Nonprofits Seek Diverse Staff, but Few Have a Formal Strategy
December 4, 2021 — Massachusetts nonprofits and their peers across the country by a wide margin say hiring a diverse range of professional talent will be a top priority during the coming year, but relatively few have a formal talent management strategy, according to a recently completed national survey.
According to Nonprofit HR’s 2022 Nonprofit Talent Management Priorities survey, 79% of 415 participating organizations said they are prioritizing talent acquisition in 2022, up from 59% last year, and 69% said attracting/hiring diverse talent across all demographics, including but not limited to race, age, gender, identity, and differing abilities, is a top priority, which is also up from 54% in 2021.
However, according to the survey, only 25% have a formal talent management strategy or plan in place, while 68% said they do not have a talent management strategy or plan.
In addition, organizations that will strengthen their employer brand to attract better talent is also up to 46% from 25% a year ago.
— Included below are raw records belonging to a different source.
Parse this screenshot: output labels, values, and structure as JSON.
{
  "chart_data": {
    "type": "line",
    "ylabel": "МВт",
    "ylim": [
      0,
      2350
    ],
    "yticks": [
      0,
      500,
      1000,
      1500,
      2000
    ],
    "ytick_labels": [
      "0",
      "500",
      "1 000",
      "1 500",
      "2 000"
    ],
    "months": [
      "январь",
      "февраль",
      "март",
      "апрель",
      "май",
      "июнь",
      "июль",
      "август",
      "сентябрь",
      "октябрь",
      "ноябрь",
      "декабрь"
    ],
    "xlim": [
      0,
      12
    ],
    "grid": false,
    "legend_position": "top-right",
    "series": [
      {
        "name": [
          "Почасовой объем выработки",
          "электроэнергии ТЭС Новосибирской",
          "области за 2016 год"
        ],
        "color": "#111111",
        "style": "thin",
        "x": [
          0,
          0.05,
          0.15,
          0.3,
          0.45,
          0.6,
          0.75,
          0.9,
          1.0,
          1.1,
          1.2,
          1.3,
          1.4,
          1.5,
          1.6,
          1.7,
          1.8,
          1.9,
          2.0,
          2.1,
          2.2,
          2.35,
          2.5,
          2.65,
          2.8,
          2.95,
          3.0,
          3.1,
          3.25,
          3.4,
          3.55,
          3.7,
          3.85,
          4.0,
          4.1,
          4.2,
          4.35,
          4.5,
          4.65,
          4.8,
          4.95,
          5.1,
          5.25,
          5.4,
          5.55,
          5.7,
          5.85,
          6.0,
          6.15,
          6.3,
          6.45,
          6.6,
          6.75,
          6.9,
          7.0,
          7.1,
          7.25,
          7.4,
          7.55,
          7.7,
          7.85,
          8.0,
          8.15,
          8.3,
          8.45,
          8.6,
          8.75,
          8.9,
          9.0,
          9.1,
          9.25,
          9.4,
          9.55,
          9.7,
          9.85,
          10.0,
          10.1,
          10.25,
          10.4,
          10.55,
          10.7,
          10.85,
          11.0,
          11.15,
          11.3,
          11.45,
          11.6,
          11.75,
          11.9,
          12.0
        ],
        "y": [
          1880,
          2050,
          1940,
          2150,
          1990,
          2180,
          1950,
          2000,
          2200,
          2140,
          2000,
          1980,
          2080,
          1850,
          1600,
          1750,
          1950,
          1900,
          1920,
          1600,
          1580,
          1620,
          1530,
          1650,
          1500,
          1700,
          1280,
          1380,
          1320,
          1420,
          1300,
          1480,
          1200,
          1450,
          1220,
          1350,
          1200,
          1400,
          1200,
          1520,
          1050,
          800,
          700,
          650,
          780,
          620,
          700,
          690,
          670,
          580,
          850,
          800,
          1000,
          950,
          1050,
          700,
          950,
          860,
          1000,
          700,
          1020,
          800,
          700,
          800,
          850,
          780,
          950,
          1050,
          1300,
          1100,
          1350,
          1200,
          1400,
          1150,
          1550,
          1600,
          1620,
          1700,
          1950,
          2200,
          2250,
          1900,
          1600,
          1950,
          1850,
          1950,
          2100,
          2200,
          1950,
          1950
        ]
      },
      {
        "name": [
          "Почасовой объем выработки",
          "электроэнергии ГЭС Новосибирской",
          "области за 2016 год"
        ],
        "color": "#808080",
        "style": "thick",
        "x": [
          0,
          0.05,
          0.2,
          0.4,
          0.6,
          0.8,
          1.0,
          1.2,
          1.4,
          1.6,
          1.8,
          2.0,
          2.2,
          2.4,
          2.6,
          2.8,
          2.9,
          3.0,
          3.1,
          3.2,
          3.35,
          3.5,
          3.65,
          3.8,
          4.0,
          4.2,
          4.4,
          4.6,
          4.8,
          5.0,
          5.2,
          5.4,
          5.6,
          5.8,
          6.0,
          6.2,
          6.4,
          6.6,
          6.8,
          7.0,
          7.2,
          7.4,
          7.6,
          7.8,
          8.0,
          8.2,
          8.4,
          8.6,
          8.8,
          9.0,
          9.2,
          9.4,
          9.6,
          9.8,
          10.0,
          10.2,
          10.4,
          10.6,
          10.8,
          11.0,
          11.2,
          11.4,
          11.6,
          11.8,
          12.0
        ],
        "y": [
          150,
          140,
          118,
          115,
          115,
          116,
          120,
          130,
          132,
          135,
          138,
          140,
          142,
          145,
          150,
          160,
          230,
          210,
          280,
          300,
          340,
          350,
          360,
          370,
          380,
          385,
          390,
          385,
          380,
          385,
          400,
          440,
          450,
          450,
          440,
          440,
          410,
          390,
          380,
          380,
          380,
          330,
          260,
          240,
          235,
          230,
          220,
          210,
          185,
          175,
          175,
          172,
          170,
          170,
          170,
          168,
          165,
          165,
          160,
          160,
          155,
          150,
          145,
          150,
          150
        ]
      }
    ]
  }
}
Social impact organizations across the nation are also increasing their focus on total rewards with 65% focusing in this area, compared to 46% last year.
The data regarding talent acquisition also showed that instead of focusing on implementing initiatives to increase candidate engagement at 15%, as was the case a year ago, 50% of organizations that are prioritizing talent acquisition are planning to strengthen internal capacity around interviewing skills, which includes behavioral interviewing, training staff to conduct proper interviews and mitigating bias in the interviewing process.
Additionally, 51% of organizations plan to prioritize total rewards with a focus on implementing merit-based pay programs, which, according to Nonprofit HR, historically has not been a major focus.
“Focusing on total rewards is one way that mission-driven organizations are responding to the Great Resignation,” noted Lisa Brown Alexander, CEO of Nonprofit HR.
Sixty-four percent of survey respondents said insufficient staff resources will impede their ability to realize their talent management priorities, i.e., culture and engagement, learning and development, and 50% said they didn’t have enough financial resources.
The survey findings take on added significance, because another survey, by Salesforce.org, published in its recently released Nonprofit Trends Report, found that 72 of 250 U.S. nonprofits anticipate adding to headcount within the next year. Additionally, when asked, 79% of respondents said it was likely their organization would outsource jobs in the next three years.
Given anticipated staff turnover, Brown Alexander said, “We are seeing more and more nonprofits take proactive steps to deepen their commitment to their employees.”
The Salesforce Nonprofit Trends Report echoed the sentiment, noting, “Build genuine connection with your staff, have ongoing conversations, and get buy-in on organizational performance and your vision to ensure near- and long-term sustainability. Have empathy and provide resources so each member of your team knows you care not only about the viability of your organization but that you care about them as an individual.”